Strakšas criticized past Latvian governments for a lack of financial oversight, specifically citing a discrepancy between an initial approved budget of 1.9 billion euros and the significantly higher costs revealed in the Central Station construction tender. “At that moment, the alarm should have been raised and money should have been requested,” he said. “But instead, a contract was concluded, and then everything went as it went.” He identified former Prime Minister Krišjānis Kariņš and former Transport Minister Tālis Linkaits as being primarily responsible for the oversight, a conclusion supported by a parliamentary inquiry commission.

The economist also questioned the viability of Rail Baltica as a high-speed rail line, noting that the planned speed of 249 kilometers per hour is comparable to rail speeds in France 60 years ago. He suggested reducing the project’s ambition to a speed of 160 to 200 kilometers per hour to lower costs.

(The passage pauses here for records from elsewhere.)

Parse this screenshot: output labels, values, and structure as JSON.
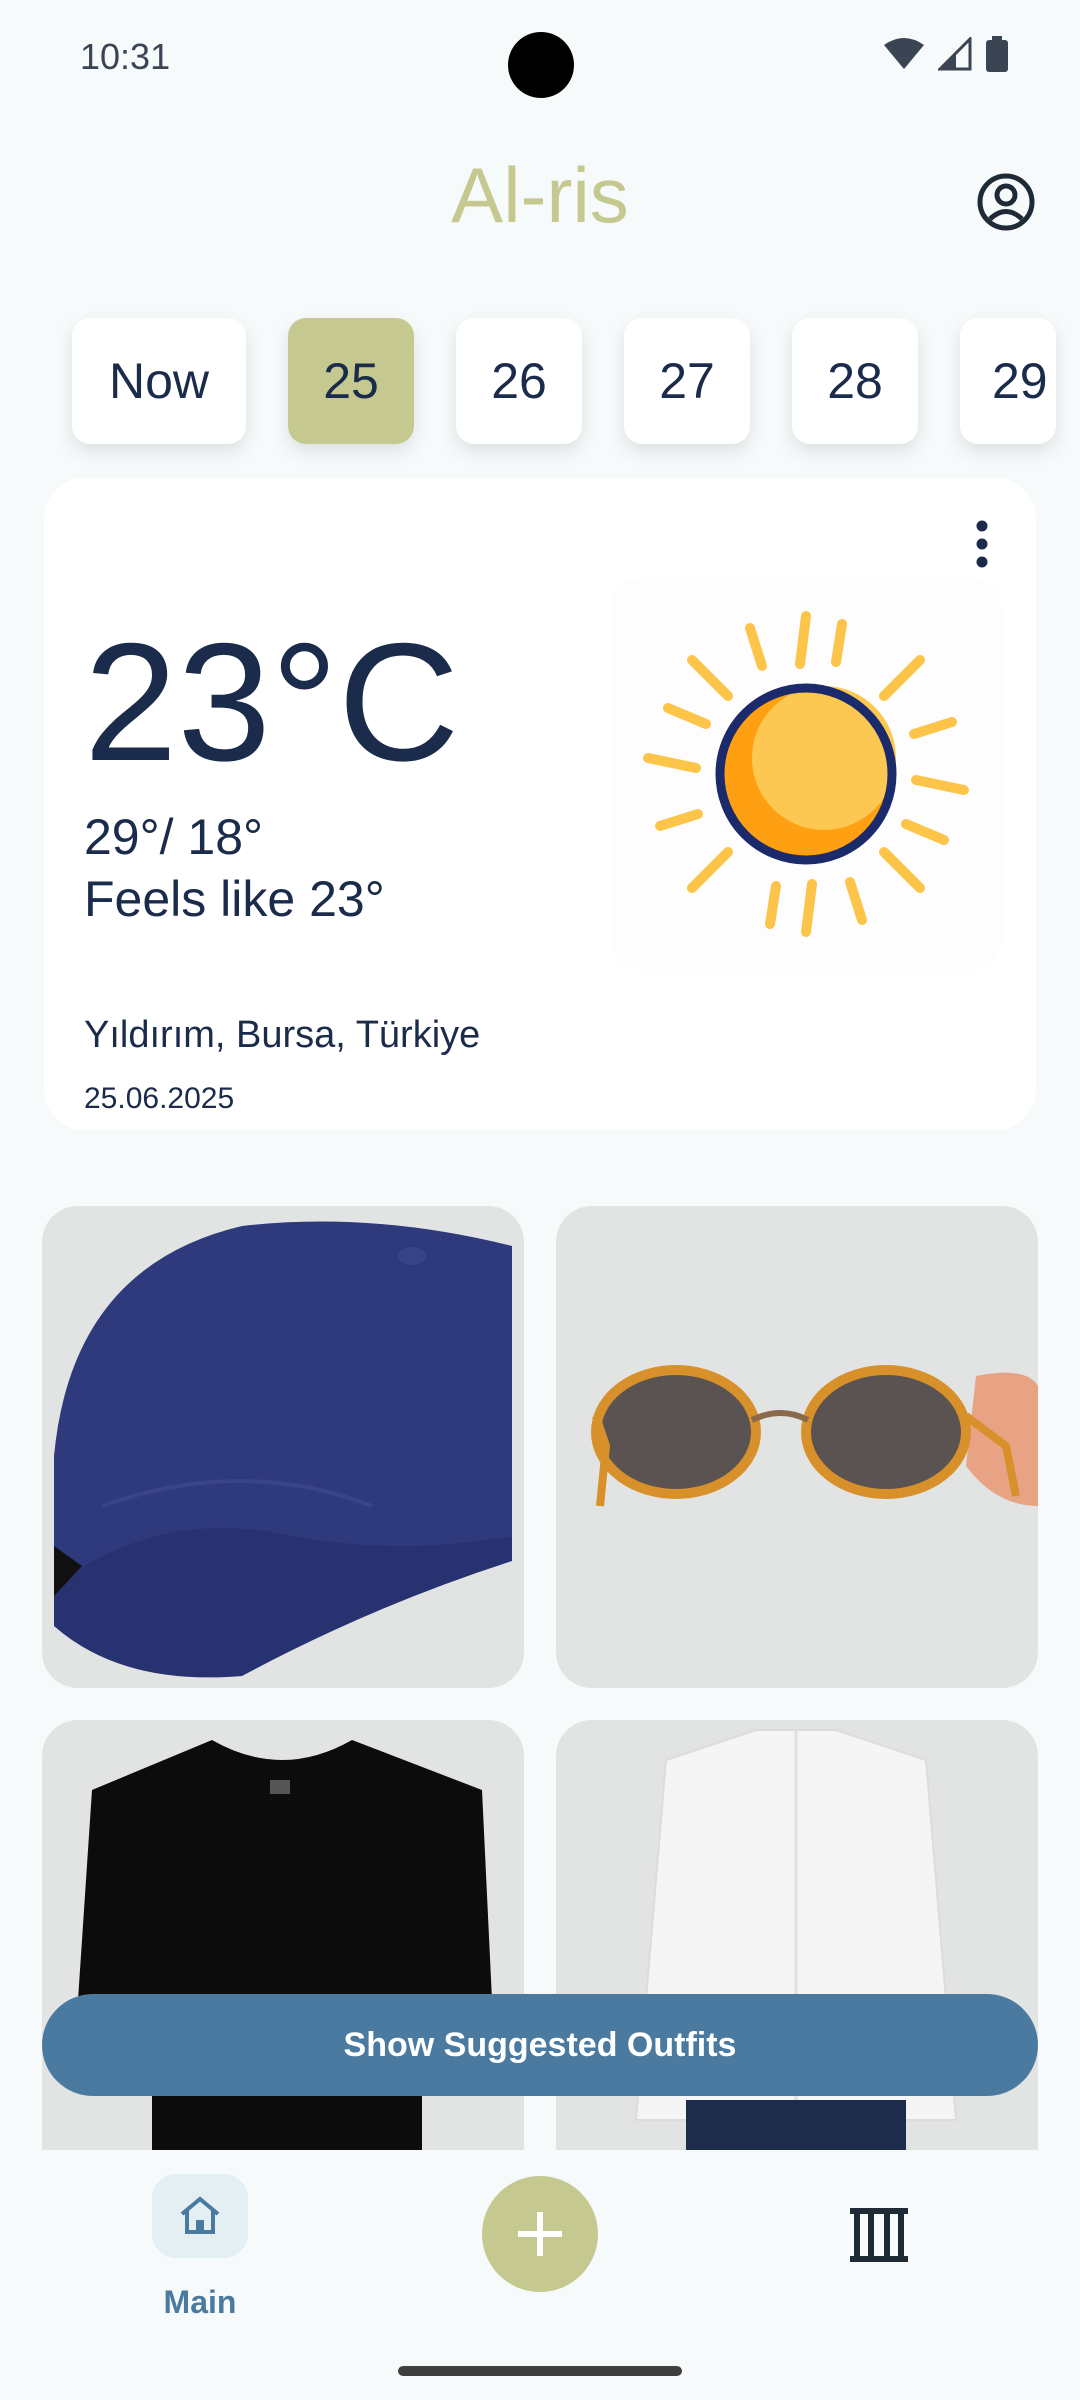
{
  "status_bar": {
    "time": "10:31"
  },
  "app": {
    "title": "Al-ris"
  },
  "days": [
    {
      "label": "Now",
      "selected": false
    },
    {
      "label": "25",
      "selected": true
    },
    {
      "label": "26",
      "selected": false
    },
    {
      "label": "27",
      "selected": false
    },
    {
      "label": "28",
      "selected": false
    },
    {
      "label": "29",
      "selected": false
    }
  ],
  "weather": {
    "temperature": "23°C",
    "high_low": "29°/ 18°",
    "feels_like": "Feels like 23°",
    "location": "Yıldırım, Bursa, Türkiye",
    "date": "25.06.2025",
    "condition_icon": "sun-icon"
  },
  "outfit_items": [
    {
      "name": "navy-baseball-cap"
    },
    {
      "name": "sunglasses"
    },
    {
      "name": "black-t-shirt"
    },
    {
      "name": "white-shirt"
    }
  ],
  "actions": {
    "suggest_label": "Show Suggested Outfits"
  },
  "nav": {
    "main_label": "Main"
  },
  "colors": {
    "accent": "#c5c98f",
    "primary": "#4a7a9f",
    "text": "#1b2b4b"
  }
}
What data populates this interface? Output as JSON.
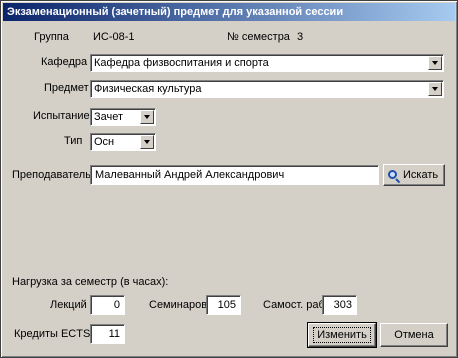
{
  "window": {
    "title": "Экзаменационный (зачетный) предмет для указанной сессии"
  },
  "info": {
    "group_label": "Группа",
    "group_value": "ИС-08-1",
    "semester_label": "№ семестра",
    "semester_value": "3"
  },
  "form": {
    "department_label": "Кафедра",
    "department_value": "Кафедра физвоспитания и спорта",
    "subject_label": "Предмет",
    "subject_value": "Физическая культура",
    "exam_label": "Испытание",
    "exam_value": "Зачет",
    "type_label": "Тип",
    "type_value": "Осн",
    "teacher_label": "Преподаватель",
    "teacher_value": "Малеванный Андрей Александрович",
    "search_button": "Искать"
  },
  "load": {
    "heading": "Нагрузка за семестр (в часах):",
    "lectures_label": "Лекций",
    "lectures_value": "0",
    "seminars_label": "Семинаров",
    "seminars_value": "105",
    "selfwork_label": "Самост. раб.",
    "selfwork_value": "303"
  },
  "credits": {
    "label": "Кредиты ECTS",
    "value": "11"
  },
  "buttons": {
    "change": "Изменить",
    "cancel": "Отмена"
  },
  "colors": {
    "title_start": "#0a246a",
    "title_end": "#a6caf0",
    "face": "#d4d0c8"
  }
}
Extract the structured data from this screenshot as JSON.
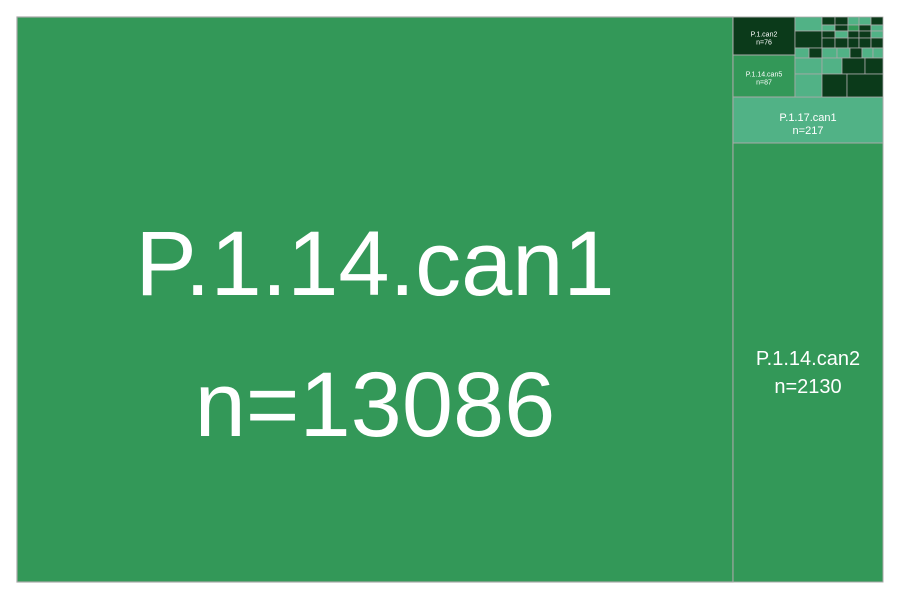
{
  "chart_data": {
    "type": "treemap",
    "colors": {
      "border": "#a9a9a9",
      "background": "#ffffff",
      "label": "#ffffff",
      "shades": [
        "#339858",
        "#51b286",
        "#2b7f48",
        "#14542b",
        "#0b3a1a",
        "#06240f"
      ]
    },
    "nodes": [
      {
        "name": "P.1.14.can1",
        "n": 13086,
        "color": "#339858",
        "label": "P.1.14.can1",
        "count_label": "n=13086"
      },
      {
        "name": "P.1.14.can2",
        "n": 2130,
        "color": "#339858",
        "label": "P.1.14.can2",
        "count_label": "n=2130"
      },
      {
        "name": "P.1.17.can1",
        "n": 217,
        "color": "#51b286",
        "label": "P.1.17.can1",
        "count_label": "n=217"
      },
      {
        "name": "P.1.14.can5",
        "n": 87,
        "color": "#339858",
        "label": "P.1.14.can5",
        "count_label": "n=87"
      },
      {
        "name": "P.1.can2",
        "n": 76,
        "color": "#0b3a1a",
        "label": "P.1.can2",
        "count_label": "n=76"
      }
    ],
    "small_cells": [
      {
        "color": "#51b286"
      },
      {
        "color": "#0b3a1a"
      },
      {
        "color": "#0b3a1a"
      },
      {
        "color": "#51b286"
      },
      {
        "color": "#51b286"
      },
      {
        "color": "#0b3a1a"
      },
      {
        "color": "#51b286"
      },
      {
        "color": "#0b3a1a"
      },
      {
        "color": "#339858"
      },
      {
        "color": "#0b3a1a"
      },
      {
        "color": "#51b286"
      },
      {
        "color": "#0b3a1a"
      },
      {
        "color": "#0b3a1a"
      },
      {
        "color": "#51b286"
      },
      {
        "color": "#0b3a1a"
      },
      {
        "color": "#0b3a1a"
      },
      {
        "color": "#51b286"
      },
      {
        "color": "#0b3a1a"
      },
      {
        "color": "#0b3a1a"
      },
      {
        "color": "#0b3a1a"
      },
      {
        "color": "#0b3a1a"
      },
      {
        "color": "#0b3a1a"
      },
      {
        "color": "#51b286"
      },
      {
        "color": "#0b3a1a"
      },
      {
        "color": "#51b286"
      },
      {
        "color": "#51b286"
      },
      {
        "color": "#0b3a1a"
      },
      {
        "color": "#51b286"
      },
      {
        "color": "#51b286"
      },
      {
        "color": "#51b286"
      },
      {
        "color": "#51b286"
      },
      {
        "color": "#0b3a1a"
      },
      {
        "color": "#0b3a1a"
      },
      {
        "color": "#51b286"
      },
      {
        "color": "#0b3a1a"
      },
      {
        "color": "#0b3a1a"
      },
      {
        "color": "#0b3a1a"
      },
      {
        "color": "#51b286"
      },
      {
        "color": "#0b3a1a"
      },
      {
        "color": "#51b286"
      },
      {
        "color": "#0b3a1a"
      },
      {
        "color": "#0b3a1a"
      },
      {
        "color": "#51b286"
      },
      {
        "color": "#0b3a1a"
      }
    ]
  }
}
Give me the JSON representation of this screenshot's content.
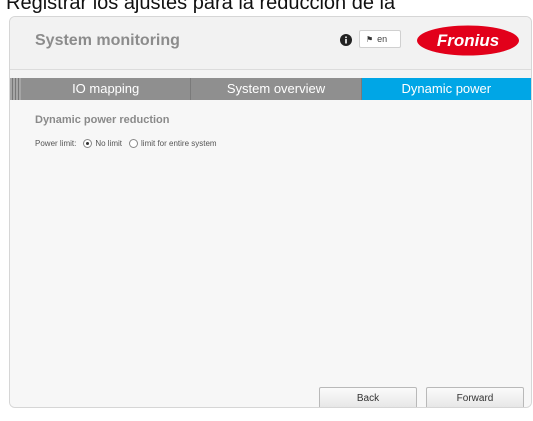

He also raised concerns about the project’s design, which includes only a single track, limiting its capacity and requiring trains to wait at exchange points.

Strakšas echoed a recent proposal by Estonian economist Endel Oja to halt the project altogether, arguing that it is too large for the three Baltic states to finance without sacrificing other essential areas like education and healthcare. “This project will compete with all other areas, but it will have to be given priority,” he said. “If it is not given money for maintenance, it will have to be shut down.”

The situation is further complicated by Latvia’s commitment to the European Green Deal, with investments in electric vehicles, wind farms, and solar parks. Strakšas likened the Green Deal to a “green delusion” that is stifling European economies, pointing to the United States’ withdrawal from the initiative and China’s dominance in green technologies. He warned that continued adherence to the Green Deal could jeopardize Europe’s competitiveness.

As of February 2026, no resolution has been reached regarding the funding shortfall for Rail Baltica, and the project’s future remains uncertain.